# Miles' first jump of the day



## ckp (Mar 26, 2009)

Miles looks great! I love his ears too - he looks a bit unsure of his jump...but it's super cute!!!


----------



## Oaklys Dad (Dec 28, 2005)

He does have that "WooHoo" look on his face. I'm sure he loves his time spent at the river.


----------



## fuzzbuzz (Aug 3, 2008)

Love the picture and the ears are fantastic!! What a handsome guy!


----------



## Ambesi (Jul 16, 2009)

What a great shot. Those ears are great! I think his paws are funny; like a diver who puts their hands together when they go into the water. Honestly, I wish it were ME diving into the water! LOL


----------



## BeauShel (May 20, 2007)

I dont mind seeing all the pictures of Miles. He is a handsome boy.


----------



## EvilNessCroft (Feb 17, 2009)

Awesome shot!


----------



## hotel4dogs (Sep 29, 2008)

what a great photo! I love the ears, too!


----------



## AmberSunrise (Apr 1, 2009)

What a great shot! He is a very handsome boy and looks like he just can't wait to hit the water


----------



## olik (Apr 13, 2008)

more picture!!!!He is adorable!


----------



## Golden Miles' Dad (Dec 21, 2007)

Thanks for all the compliments guys!
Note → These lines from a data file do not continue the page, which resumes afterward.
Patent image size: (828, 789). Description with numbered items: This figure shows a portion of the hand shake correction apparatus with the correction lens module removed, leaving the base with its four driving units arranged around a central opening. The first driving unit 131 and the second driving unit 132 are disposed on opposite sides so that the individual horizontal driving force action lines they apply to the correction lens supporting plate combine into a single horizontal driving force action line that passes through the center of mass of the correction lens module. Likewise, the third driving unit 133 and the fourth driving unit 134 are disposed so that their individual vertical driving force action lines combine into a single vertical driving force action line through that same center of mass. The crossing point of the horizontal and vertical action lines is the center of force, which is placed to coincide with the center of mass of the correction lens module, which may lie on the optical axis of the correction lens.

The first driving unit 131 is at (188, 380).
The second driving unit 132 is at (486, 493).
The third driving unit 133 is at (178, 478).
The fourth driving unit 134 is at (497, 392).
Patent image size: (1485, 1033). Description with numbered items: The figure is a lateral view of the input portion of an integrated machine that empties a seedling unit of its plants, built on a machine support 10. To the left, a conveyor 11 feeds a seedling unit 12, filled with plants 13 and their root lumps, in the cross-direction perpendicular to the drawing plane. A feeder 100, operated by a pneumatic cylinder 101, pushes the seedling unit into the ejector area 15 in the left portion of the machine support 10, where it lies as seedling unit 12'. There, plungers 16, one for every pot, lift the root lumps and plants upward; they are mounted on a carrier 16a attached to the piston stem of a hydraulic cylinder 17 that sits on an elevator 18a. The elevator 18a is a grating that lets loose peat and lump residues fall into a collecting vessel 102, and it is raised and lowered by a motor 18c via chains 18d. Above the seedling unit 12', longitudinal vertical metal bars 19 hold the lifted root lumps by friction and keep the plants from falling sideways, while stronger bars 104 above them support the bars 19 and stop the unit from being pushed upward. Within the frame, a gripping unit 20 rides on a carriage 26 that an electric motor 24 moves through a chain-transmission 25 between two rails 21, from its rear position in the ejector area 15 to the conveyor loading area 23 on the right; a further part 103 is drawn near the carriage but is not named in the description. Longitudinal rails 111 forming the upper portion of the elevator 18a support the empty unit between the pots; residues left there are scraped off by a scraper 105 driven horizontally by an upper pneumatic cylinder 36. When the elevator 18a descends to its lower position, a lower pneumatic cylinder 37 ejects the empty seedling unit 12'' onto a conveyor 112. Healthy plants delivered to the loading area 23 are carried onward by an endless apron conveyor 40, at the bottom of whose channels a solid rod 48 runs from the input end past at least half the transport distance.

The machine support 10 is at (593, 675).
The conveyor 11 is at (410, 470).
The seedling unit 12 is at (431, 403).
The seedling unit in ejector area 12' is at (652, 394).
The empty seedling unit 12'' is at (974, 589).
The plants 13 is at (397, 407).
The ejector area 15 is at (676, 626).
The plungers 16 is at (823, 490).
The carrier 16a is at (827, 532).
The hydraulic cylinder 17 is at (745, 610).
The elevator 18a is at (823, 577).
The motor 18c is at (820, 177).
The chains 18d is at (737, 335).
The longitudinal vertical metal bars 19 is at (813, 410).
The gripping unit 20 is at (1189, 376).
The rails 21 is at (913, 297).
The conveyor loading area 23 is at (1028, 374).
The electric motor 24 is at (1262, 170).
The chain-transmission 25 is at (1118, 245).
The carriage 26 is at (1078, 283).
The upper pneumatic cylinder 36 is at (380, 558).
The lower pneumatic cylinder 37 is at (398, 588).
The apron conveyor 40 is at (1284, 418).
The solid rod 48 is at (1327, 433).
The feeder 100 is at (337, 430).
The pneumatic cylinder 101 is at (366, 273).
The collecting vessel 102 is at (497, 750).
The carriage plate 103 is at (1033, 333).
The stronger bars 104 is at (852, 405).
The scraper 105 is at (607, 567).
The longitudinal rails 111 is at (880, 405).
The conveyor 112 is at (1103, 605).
It was a really hot day and Miles really wasn't too interested in diving. He spent most of the day in the shallow water under the shade of the pier just playing with his toys.


----------



## Golden Miles' Dad (Dec 21, 2007)

I've got some more from that day I'll post when I get home.


----------



## Finn's Fan (Dec 22, 2007)

That looks like the perfect activity for a golden and his guy on a hot day


----------



## timberwolf (Apr 1, 2009)

What form he has!!! 
He definitely looks like he's having fun.
Great shot......and keep them coming.
We never get tired of pics of Goldens


----------